Biden projected as winner in Georgia


Joe Biden is projected to win the presidential race in Georgia, becoming the first Democratic White House hopeful in nearly three decades to carry the state.

Multiple news outlets projected on Friday afternoon that Biden would win the state, releasing their projections 10 days after polls closed in the state amid a tight race.

Biden’s apparent victory in Georgia is a historic moment for Democrats, who have long been relegated to second-place in the state. But a combination of changing demographics and rapidly growing urban and suburban populations in recent years have shifted the political playing field there, raising Democratic hopes that Georgia may soon become a new electoral battleground.

For President Trump, the projected loss is a major setback in his bid for a second term. He carried Georgia in 2016 by 5 points and had hoped that strong support among rural white conservatives in the state would be enough to help him capture its 16 electoral votes.

The last Republican presidential candidate to lose Georgia was former President George H.W. Bush in 1992. 

Biden’s projected victory came more than a week after polls closed in the state. Officials scrambled to count thousands of outstanding absentee ballots, many of them in the Democratic strongholds in and around Atlanta and Savannah.

Early returns showed Trump taking a comfortable lead, but as new vote tallies came in, his advantage dissipated. As of Friday afternoon, Biden led Trump by more than 14,000 votes with 99 percent of precincts reporting, according to The Associated Press.

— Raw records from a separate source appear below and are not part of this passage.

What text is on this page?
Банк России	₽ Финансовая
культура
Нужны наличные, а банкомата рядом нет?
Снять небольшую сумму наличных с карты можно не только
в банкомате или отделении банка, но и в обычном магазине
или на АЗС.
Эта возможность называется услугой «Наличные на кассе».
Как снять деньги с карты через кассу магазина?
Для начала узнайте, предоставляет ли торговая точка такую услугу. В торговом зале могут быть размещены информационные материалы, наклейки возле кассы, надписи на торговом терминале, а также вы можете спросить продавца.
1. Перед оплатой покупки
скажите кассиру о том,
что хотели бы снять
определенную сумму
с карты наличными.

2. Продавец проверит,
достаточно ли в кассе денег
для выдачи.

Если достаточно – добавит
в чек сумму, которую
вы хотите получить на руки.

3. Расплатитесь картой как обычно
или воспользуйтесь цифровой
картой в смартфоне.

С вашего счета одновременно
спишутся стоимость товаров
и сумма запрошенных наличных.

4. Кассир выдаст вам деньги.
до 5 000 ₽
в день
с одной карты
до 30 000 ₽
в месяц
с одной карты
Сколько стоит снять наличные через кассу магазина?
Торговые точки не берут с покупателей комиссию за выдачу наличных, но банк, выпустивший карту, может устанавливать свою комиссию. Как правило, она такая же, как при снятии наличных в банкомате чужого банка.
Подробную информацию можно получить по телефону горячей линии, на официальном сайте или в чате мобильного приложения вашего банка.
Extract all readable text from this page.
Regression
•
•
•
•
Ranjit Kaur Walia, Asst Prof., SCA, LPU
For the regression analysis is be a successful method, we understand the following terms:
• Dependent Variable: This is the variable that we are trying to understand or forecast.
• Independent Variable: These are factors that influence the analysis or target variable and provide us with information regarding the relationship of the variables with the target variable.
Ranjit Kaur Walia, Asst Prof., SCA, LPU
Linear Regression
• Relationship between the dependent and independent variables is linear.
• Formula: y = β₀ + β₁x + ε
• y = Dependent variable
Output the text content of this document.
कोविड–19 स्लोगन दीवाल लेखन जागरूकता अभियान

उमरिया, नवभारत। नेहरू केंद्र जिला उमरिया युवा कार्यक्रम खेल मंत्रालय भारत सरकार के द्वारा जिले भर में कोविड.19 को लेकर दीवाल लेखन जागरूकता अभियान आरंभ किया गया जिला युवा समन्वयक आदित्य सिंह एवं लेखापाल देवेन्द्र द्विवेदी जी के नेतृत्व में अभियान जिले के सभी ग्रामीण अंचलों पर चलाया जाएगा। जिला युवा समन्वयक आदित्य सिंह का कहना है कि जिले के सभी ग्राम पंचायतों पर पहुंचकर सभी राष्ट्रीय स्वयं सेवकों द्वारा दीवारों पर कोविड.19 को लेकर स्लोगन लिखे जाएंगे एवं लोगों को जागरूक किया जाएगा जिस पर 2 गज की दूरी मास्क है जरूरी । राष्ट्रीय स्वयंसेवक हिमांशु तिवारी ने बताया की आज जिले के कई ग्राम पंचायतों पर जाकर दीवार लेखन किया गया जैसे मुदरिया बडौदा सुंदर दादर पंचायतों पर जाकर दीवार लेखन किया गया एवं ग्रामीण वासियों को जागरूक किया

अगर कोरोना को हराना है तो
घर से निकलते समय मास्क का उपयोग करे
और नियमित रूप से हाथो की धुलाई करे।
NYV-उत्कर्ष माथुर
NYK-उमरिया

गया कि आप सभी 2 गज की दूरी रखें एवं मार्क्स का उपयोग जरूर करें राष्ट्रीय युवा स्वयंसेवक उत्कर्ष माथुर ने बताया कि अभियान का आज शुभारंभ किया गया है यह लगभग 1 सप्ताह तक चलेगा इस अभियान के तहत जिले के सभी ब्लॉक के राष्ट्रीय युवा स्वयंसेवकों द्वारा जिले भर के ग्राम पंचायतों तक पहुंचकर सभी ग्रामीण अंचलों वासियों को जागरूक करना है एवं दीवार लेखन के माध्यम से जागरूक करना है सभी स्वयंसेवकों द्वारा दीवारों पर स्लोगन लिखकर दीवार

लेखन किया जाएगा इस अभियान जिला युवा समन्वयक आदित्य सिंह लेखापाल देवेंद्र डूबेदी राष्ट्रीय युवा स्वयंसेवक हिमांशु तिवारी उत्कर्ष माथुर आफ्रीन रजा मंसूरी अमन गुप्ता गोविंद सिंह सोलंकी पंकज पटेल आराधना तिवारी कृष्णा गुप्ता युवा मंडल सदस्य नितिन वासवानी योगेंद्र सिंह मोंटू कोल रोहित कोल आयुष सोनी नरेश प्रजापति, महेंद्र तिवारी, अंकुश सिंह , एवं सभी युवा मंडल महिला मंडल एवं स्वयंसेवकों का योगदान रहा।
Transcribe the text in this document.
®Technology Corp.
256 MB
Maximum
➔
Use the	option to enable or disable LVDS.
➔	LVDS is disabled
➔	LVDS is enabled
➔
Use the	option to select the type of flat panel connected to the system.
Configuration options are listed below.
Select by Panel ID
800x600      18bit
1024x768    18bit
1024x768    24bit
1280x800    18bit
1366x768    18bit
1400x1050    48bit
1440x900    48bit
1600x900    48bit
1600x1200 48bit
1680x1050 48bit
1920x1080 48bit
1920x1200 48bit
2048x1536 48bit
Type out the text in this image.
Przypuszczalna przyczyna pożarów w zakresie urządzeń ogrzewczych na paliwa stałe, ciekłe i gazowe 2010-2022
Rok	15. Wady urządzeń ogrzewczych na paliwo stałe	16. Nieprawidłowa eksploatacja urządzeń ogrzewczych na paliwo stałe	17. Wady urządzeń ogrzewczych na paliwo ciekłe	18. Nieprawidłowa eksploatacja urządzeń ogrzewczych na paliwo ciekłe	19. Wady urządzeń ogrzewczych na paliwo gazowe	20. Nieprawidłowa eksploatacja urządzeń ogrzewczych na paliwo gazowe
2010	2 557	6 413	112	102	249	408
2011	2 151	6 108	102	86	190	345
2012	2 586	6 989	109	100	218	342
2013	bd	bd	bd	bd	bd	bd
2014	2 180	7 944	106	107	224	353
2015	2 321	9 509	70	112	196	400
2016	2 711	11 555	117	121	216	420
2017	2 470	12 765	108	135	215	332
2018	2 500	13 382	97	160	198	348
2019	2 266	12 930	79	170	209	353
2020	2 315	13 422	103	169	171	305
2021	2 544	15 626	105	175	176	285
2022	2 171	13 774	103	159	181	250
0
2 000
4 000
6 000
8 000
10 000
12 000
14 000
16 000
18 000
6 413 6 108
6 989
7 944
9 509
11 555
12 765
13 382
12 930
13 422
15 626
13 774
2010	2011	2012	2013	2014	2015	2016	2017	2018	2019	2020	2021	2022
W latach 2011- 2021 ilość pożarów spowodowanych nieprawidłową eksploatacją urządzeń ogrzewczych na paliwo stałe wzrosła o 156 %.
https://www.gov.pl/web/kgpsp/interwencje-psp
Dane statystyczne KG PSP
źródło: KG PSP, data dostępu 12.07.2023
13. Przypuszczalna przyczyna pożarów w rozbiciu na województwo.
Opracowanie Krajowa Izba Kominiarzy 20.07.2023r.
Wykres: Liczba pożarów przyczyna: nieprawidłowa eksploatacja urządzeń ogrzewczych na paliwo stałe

Trump's campaign had filed a legal challenge last week alleging that officials in Chatham County, which includes Savannah, had illegally counted absentee ballots received after the state’s Election Day deadline.

Pre-election polling sheds light on Biden’s support in Georgia. The former vice president benefited from broad backing from Black voters, who make up about a third of the state’s electorate. But he also managed to build strong support among white college graduates and suburban voters, who have moved away from Trump in recent years after backing him in 2016.

Trump, meanwhile, did little to expand his support beyond the conservative base of white voters, seeking to rally the same bloc of voters who helped him win the state four years ago.